STEP 2: Make the dough

  • Sponge from the day before, at room temperature
  • 227g bread flour
    • OR 218g bread flour + 8g vital wheat gluten
  • 1/4 teaspoon yeast
  • 11g salt
  • 2 tsp diastatic malt powder
  1. Add the yeast to the sponge and stir.
  2. Then add the flour, vital wheat gluten (if applicable), salt and malt powder, and mix with a dough scraper, or one hand, to try to incorporate as much of the flour as you can. You won’t be able to mix it to a dough at this stage
  3. Dump it all on the counter, and knead – about 8 – 10 minutes, until you get a nice dough. Watch the video for his method. You want it to be stretchy (not rip if you pull it), but firm. Another test would be to take it’s temperature, it should be between 77-81 degrees. If you can’t seem to get it to this point, leave it for 10 minutes, and then try again.
  4. Place in a large (it’ll rise), clean bowl, cover and refrigerate overnight.


STEP 1: Shape Bagels

  1. Let dough come to room temperature
  2. Divide the dough into six pieces.
  3. Form pieces into rounds by first creating a taut undersurface, then turning over, and pressing and rolling with cupped palm against surface in circular motion. (The video above does not do it this way, but the one below does.)
  4. Cover with a damp towel, and letthe dough rounds rest for 20 minutes
  5. Lightly dust a tray, or some of your counterspace with flour so you’ve got place to put them once they’re shaped
  6. Shape into a log and wrap around your hand to join, OR just poke a hole in them. I put corks in the middle because I was afraid they’d close up.

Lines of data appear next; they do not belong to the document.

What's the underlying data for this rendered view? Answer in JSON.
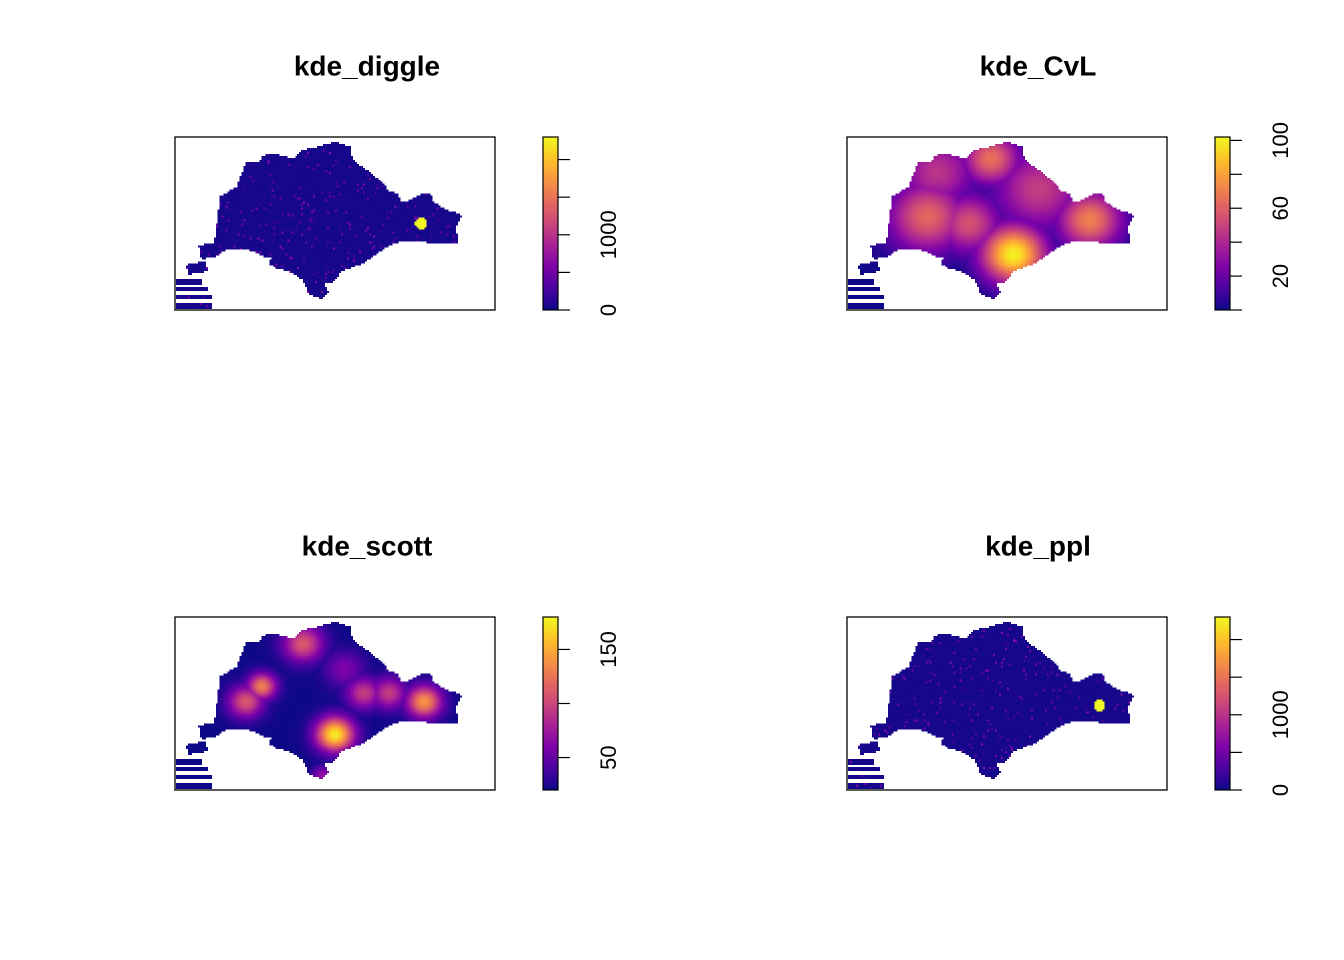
{
  "figure": {
    "layout": "2x2",
    "background": "#ffffff"
  },
  "palette": {
    "name": "plasma-like",
    "stops": [
      "#0d0887",
      "#4b03a1",
      "#7e03a8",
      "#a82296",
      "#cb4679",
      "#e56b5d",
      "#f89441",
      "#fdc328",
      "#f0f921"
    ]
  },
  "chart_data": [
    {
      "type": "heatmap",
      "title": "kde_diggle",
      "value_range": [
        0,
        2300
      ],
      "colorbar_ticks": [
        0,
        500,
        1000,
        1500,
        2000
      ],
      "colorbar_tick_labels": [
        "0",
        "",
        "1000",
        "",
        ""
      ],
      "surface": "spiky",
      "hotspots": [
        {
          "u": 0.77,
          "v": 0.5,
          "value": 2300,
          "spread": 0.004
        }
      ]
    },
    {
      "type": "heatmap",
      "title": "kde_CvL",
      "value_range": [
        0,
        102
      ],
      "colorbar_ticks": [
        0,
        20,
        40,
        60,
        80,
        100
      ],
      "colorbar_tick_labels": [
        "",
        "20",
        "",
        "60",
        "",
        "100"
      ],
      "surface": "smooth",
      "hotspots": [
        {
          "u": 0.52,
          "v": 0.68,
          "value": 100,
          "spread": 0.01
        },
        {
          "u": 0.76,
          "v": 0.48,
          "value": 70,
          "spread": 0.01
        },
        {
          "u": 0.25,
          "v": 0.46,
          "value": 62,
          "spread": 0.015
        },
        {
          "u": 0.38,
          "v": 0.5,
          "value": 55,
          "spread": 0.01
        },
        {
          "u": 0.45,
          "v": 0.12,
          "value": 65,
          "spread": 0.008
        },
        {
          "u": 0.6,
          "v": 0.3,
          "value": 48,
          "spread": 0.02
        },
        {
          "u": 0.28,
          "v": 0.2,
          "value": 45,
          "spread": 0.015
        }
      ]
    },
    {
      "type": "heatmap",
      "title": "kde_scott",
      "value_range": [
        20,
        180
      ],
      "colorbar_ticks": [
        50,
        100,
        150
      ],
      "colorbar_tick_labels": [
        "50",
        "",
        "150"
      ],
      "surface": "smooth",
      "hotspots": [
        {
          "u": 0.5,
          "v": 0.68,
          "value": 175,
          "spread": 0.0035
        },
        {
          "u": 0.78,
          "v": 0.49,
          "value": 140,
          "spread": 0.003
        },
        {
          "u": 0.27,
          "v": 0.4,
          "value": 130,
          "spread": 0.002
        },
        {
          "u": 0.22,
          "v": 0.49,
          "value": 110,
          "spread": 0.003
        },
        {
          "u": 0.4,
          "v": 0.15,
          "value": 110,
          "spread": 0.004
        },
        {
          "u": 0.59,
          "v": 0.44,
          "value": 95,
          "spread": 0.003
        },
        {
          "u": 0.67,
          "v": 0.44,
          "value": 95,
          "spread": 0.003
        },
        {
          "u": 0.53,
          "v": 0.3,
          "value": 60,
          "spread": 0.004
        },
        {
          "u": 0.46,
          "v": 0.92,
          "value": 70,
          "spread": 0.001
        }
      ]
    },
    {
      "type": "heatmap",
      "title": "kde_ppl",
      "value_range": [
        0,
        2300
      ],
      "colorbar_ticks": [
        0,
        500,
        1000,
        1500,
        2000
      ],
      "colorbar_tick_labels": [
        "0",
        "",
        "1000",
        "",
        ""
      ],
      "surface": "spiky",
      "hotspots": [
        {
          "u": 0.79,
          "v": 0.51,
          "value": 2300,
          "spread": 0.004
        }
      ]
    }
  ]
}
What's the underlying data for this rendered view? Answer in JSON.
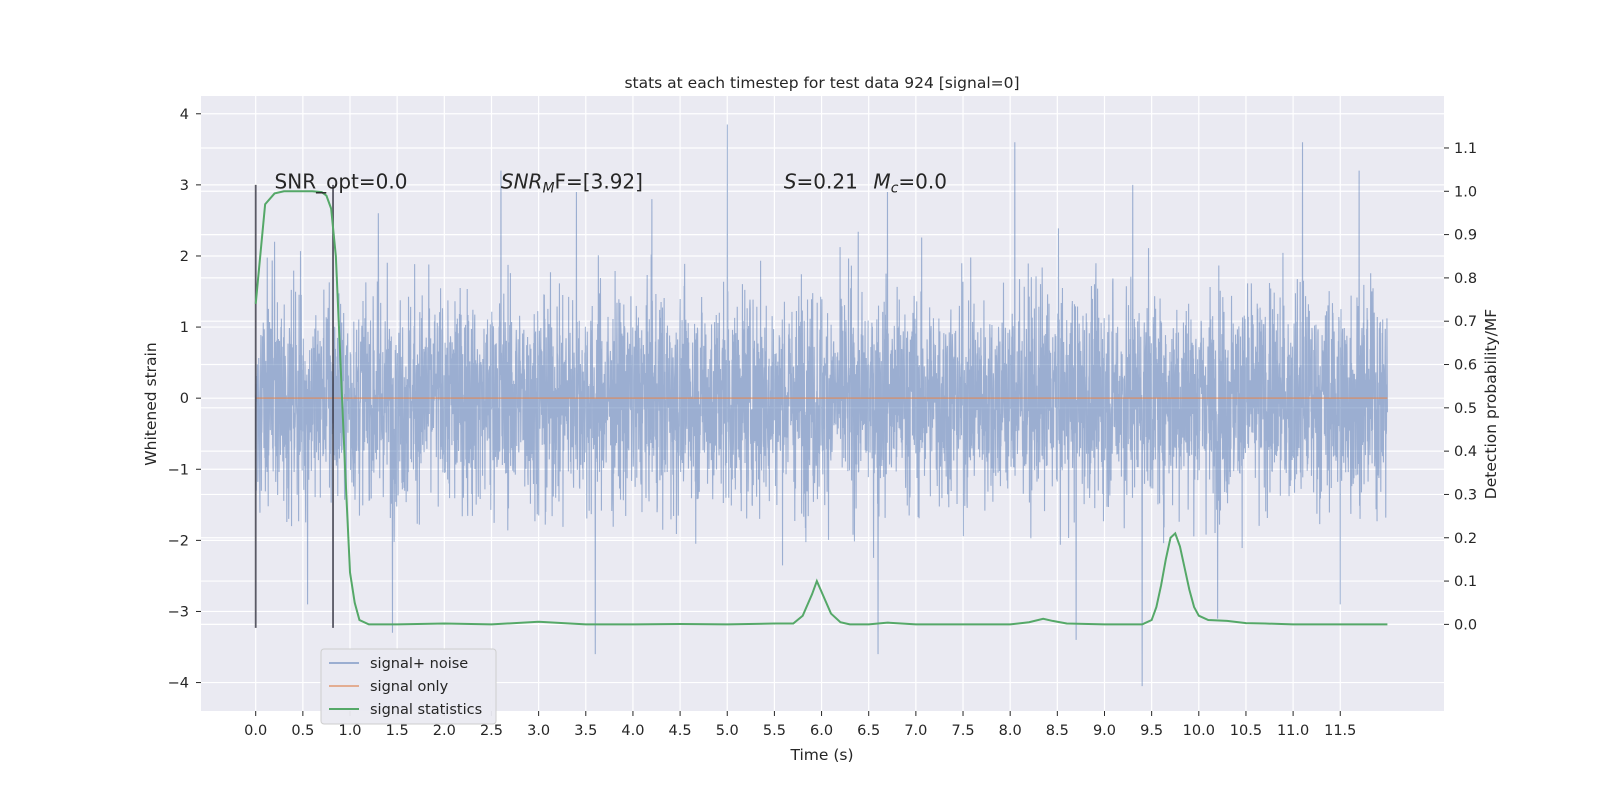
{
  "chart_data": {
    "type": "line",
    "title": "stats at each timestep for test data 924 [signal=0]",
    "xlabel": "Time (s)",
    "ylabel": "Whitened strain",
    "y2label": "Detection probability/MF",
    "xlim": [
      -0.58,
      12.6
    ],
    "ylim": [
      -4.4,
      4.25
    ],
    "y2lim": [
      -0.2,
      1.22
    ],
    "x_ticks": [
      "0.0",
      "0.5",
      "1.0",
      "1.5",
      "2.0",
      "2.5",
      "3.0",
      "3.5",
      "4.0",
      "4.5",
      "5.0",
      "5.5",
      "6.0",
      "6.5",
      "7.0",
      "7.5",
      "8.0",
      "8.5",
      "9.0",
      "9.5",
      "10.0",
      "10.5",
      "11.0",
      "11.5"
    ],
    "y_ticks": [
      "4",
      "3",
      "2",
      "1",
      "0",
      "−1",
      "−2",
      "−3",
      "−4"
    ],
    "y2_ticks": [
      "1.1",
      "1.0",
      "0.9",
      "0.8",
      "0.7",
      "0.6",
      "0.5",
      "0.4",
      "0.3",
      "0.2",
      "0.1",
      "0.0"
    ],
    "grid": true,
    "legend_position": "lower-left",
    "series": [
      {
        "name": "signal+ noise",
        "color": "#4c72b0",
        "alpha": 0.5,
        "description_values": "dense noise from 0 to 12 s, roughly within -2.5..2.5, peak 3.85 near 5.0 s, min -4.05 near 9.4 s",
        "x_range": [
          0,
          12
        ],
        "peaks": [
          [
            0.2,
            2.2
          ],
          [
            1.3,
            2.6
          ],
          [
            2.6,
            3.2
          ],
          [
            3.4,
            2.9
          ],
          [
            4.2,
            2.8
          ],
          [
            5.0,
            3.85
          ],
          [
            6.7,
            2.9
          ],
          [
            8.05,
            3.6
          ],
          [
            9.3,
            3.0
          ],
          [
            11.1,
            3.6
          ],
          [
            11.7,
            3.2
          ]
        ],
        "troughs": [
          [
            0.55,
            -2.9
          ],
          [
            1.45,
            -3.3
          ],
          [
            3.6,
            -3.6
          ],
          [
            6.6,
            -3.6
          ],
          [
            8.7,
            -3.4
          ],
          [
            9.4,
            -4.05
          ],
          [
            10.2,
            -3.1
          ],
          [
            11.5,
            -2.9
          ]
        ]
      },
      {
        "name": "signal only",
        "color": "#dd8452",
        "values_desc": "flat at 0",
        "x": [
          0,
          12
        ],
        "y": [
          0,
          0
        ]
      },
      {
        "name": "signal statistics",
        "color": "#55a868",
        "axis": "right",
        "x": [
          0.0,
          0.1,
          0.2,
          0.3,
          0.4,
          0.5,
          0.6,
          0.7,
          0.75,
          0.8,
          0.85,
          0.9,
          0.95,
          1.0,
          1.05,
          1.1,
          1.2,
          1.5,
          2.0,
          2.5,
          3.0,
          3.5,
          4.0,
          4.5,
          5.0,
          5.5,
          5.7,
          5.8,
          5.9,
          5.95,
          6.0,
          6.1,
          6.2,
          6.3,
          6.5,
          6.7,
          7.0,
          7.5,
          8.0,
          8.2,
          8.35,
          8.45,
          8.6,
          9.0,
          9.4,
          9.5,
          9.55,
          9.6,
          9.65,
          9.7,
          9.75,
          9.8,
          9.85,
          9.9,
          9.95,
          10.0,
          10.1,
          10.3,
          10.5,
          10.7,
          11.0,
          11.5,
          12.0
        ],
        "y": [
          0.74,
          0.97,
          0.995,
          1.0,
          1.0,
          1.0,
          1.0,
          0.998,
          0.99,
          0.96,
          0.85,
          0.6,
          0.35,
          0.12,
          0.05,
          0.01,
          0.0,
          0.0,
          0.002,
          0.0,
          0.006,
          0.0,
          0.0,
          0.001,
          0.0,
          0.002,
          0.002,
          0.02,
          0.07,
          0.1,
          0.075,
          0.025,
          0.005,
          0.0,
          0.0,
          0.004,
          0.0,
          0.0,
          0.0,
          0.005,
          0.013,
          0.008,
          0.002,
          0.0,
          0.0,
          0.01,
          0.04,
          0.09,
          0.15,
          0.2,
          0.21,
          0.18,
          0.13,
          0.08,
          0.04,
          0.02,
          0.01,
          0.008,
          0.003,
          0.002,
          0.0,
          0.0,
          0.0
        ]
      }
    ],
    "vertical_lines": [
      {
        "x": 0.0,
        "y": [
          -3.23,
          3.0
        ]
      },
      {
        "x": 0.82,
        "y": [
          -3.23,
          3.0
        ]
      }
    ],
    "annotations": [
      {
        "text": "SNR_opt=0.0",
        "x": 0.2,
        "y": 2.95
      },
      {
        "text_main": "SNR",
        "text_sub": "M",
        "text_tail": "F=[3.92]",
        "x": 2.6,
        "y": 2.95
      },
      {
        "text_main": "S",
        "text_tail": "=0.21",
        "x": 5.6,
        "y": 2.95
      },
      {
        "text_main": "M",
        "text_sub": "c",
        "text_tail": "=0.0",
        "x": 6.55,
        "y": 2.95
      }
    ]
  }
}
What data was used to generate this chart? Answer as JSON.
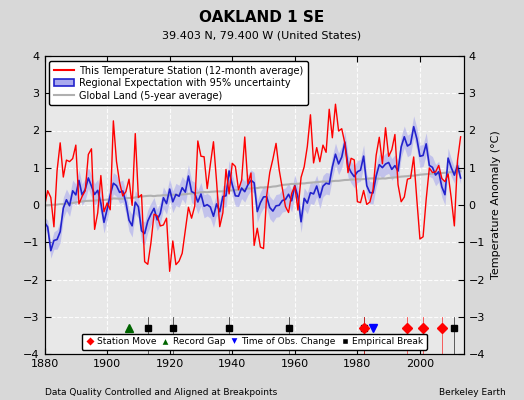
{
  "title": "OAKLAND 1 SE",
  "subtitle": "39.403 N, 79.400 W (United States)",
  "ylabel": "Temperature Anomaly (°C)",
  "footer_left": "Data Quality Controlled and Aligned at Breakpoints",
  "footer_right": "Berkeley Earth",
  "xlim": [
    1880,
    2014
  ],
  "ylim": [
    -4,
    4
  ],
  "yticks": [
    -4,
    -3,
    -2,
    -1,
    0,
    1,
    2,
    3,
    4
  ],
  "xticks": [
    1880,
    1900,
    1920,
    1940,
    1960,
    1980,
    2000
  ],
  "bg_color": "#d8d8d8",
  "plot_bg_color": "#e8e8e8",
  "grid_color": "#ffffff",
  "station_moves": [
    1982,
    1996,
    2001,
    2007
  ],
  "record_gaps": [
    1907
  ],
  "obs_changes": [
    1985
  ],
  "emp_breaks": [
    1913,
    1921,
    1939,
    1958,
    1982,
    2011
  ],
  "uncertainty_color": "#aaaaee",
  "uncertainty_alpha": 0.6,
  "station_color": "#ff0000",
  "regional_color": "#2222cc",
  "global_color": "#b0b0b0",
  "marker_y": -3.3,
  "legend_fontsize": 7.0,
  "title_fontsize": 11,
  "subtitle_fontsize": 8
}
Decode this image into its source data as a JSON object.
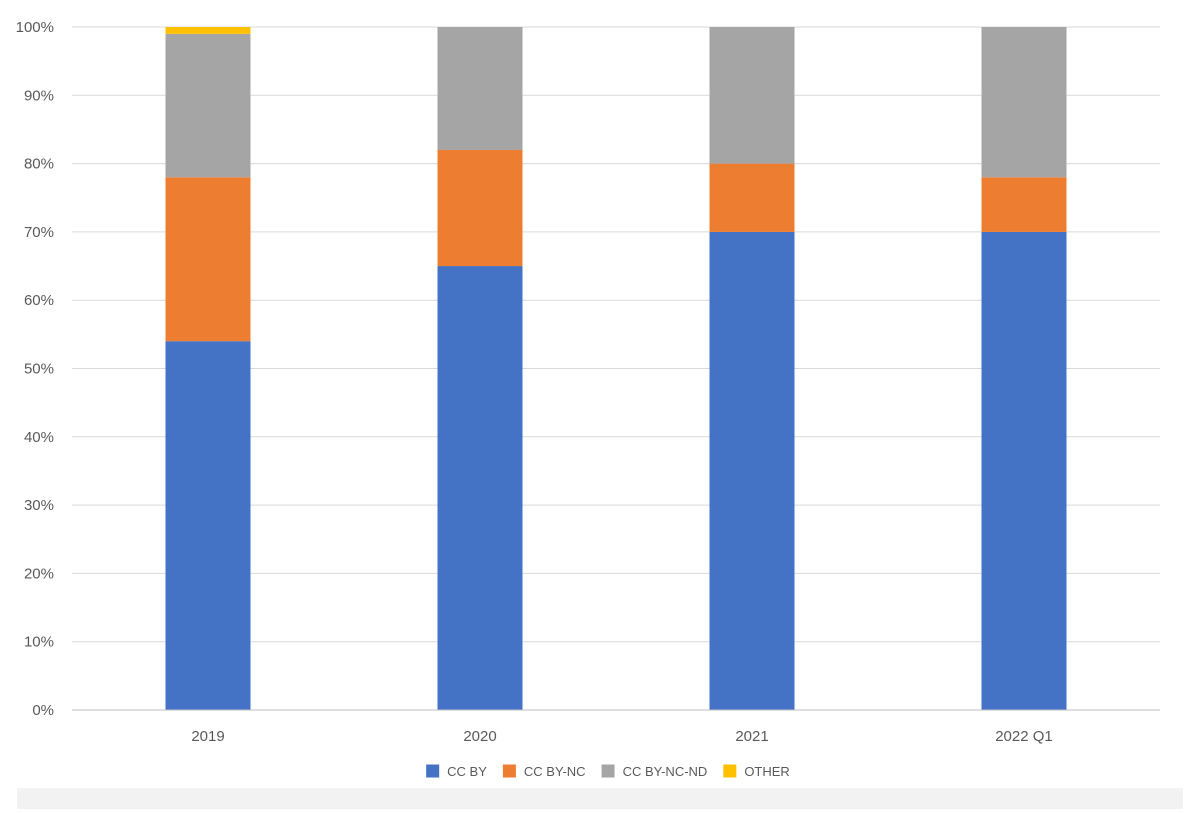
{
  "chart_data": {
    "type": "bar",
    "stacked": true,
    "categories": [
      "2019",
      "2020",
      "2021",
      "2022 Q1"
    ],
    "series": [
      {
        "name": "CC BY",
        "color": "#4472c4",
        "values": [
          54,
          65,
          70,
          70
        ]
      },
      {
        "name": "CC BY-NC",
        "color": "#ed7d31",
        "values": [
          24,
          17,
          10,
          8
        ]
      },
      {
        "name": "CC BY-NC-ND",
        "color": "#a5a5a5",
        "values": [
          21,
          18,
          20,
          22
        ]
      },
      {
        "name": "OTHER",
        "color": "#ffc000",
        "values": [
          1,
          0,
          0,
          0
        ]
      }
    ],
    "y_ticks": [
      "0%",
      "10%",
      "20%",
      "30%",
      "40%",
      "50%",
      "60%",
      "70%",
      "80%",
      "90%",
      "100%"
    ],
    "ylim": [
      0,
      100
    ],
    "unit": "%",
    "grid": true,
    "legend_position": "bottom",
    "title": "",
    "xlabel": "",
    "ylabel": ""
  }
}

STEP 2: Rest, boil and bake

  • 1 Tbsp baking soda
  • semolina flour, or corn meal
  1. Preheat oven to 500 degrees.
  2. Let rise about an hour, but this depends on the temperature of the room. You don’t want them to rise too much, otherwise, they’ll collapse a bit after baking. If you press on them with a fingertip and the indentation springs back, but not all the way, then they are done. If it doesn’t spring back, proof some more, if it springs back all the way, they might be over-proofed. It’s okay, you can still back them, but they might end up a little flat.
  3. Preheat oven to 500 degrees.
  4. Bring a large pot filled with at least 4” of water and 1 Tbsp of baking soda to a boil.
  5. Meanwhile, prep your area for boiling and baking
    • Dust a baking sheet with semolina flour, or corn meal
    • Put your toppings next to this sheet, in containers that will hold one bagel
    • Set your timer for 1 minute – but don’t start it yet!
    • Prep a baking tray with semolina flour for placing bagels that have been topped
  6. Carefully add bagels and bathe them for 45 seconds per side (30 for less chewy, 60 for more).
  7. Remove, place in a topping, then put face up on the set aside baking sheet.
  8. Repeat with the rest.
  9. Turn oven down to 475 and bake for 14 ~ 16 minutes.
  10. Cool on wire rack at least 30 minutes before slicing.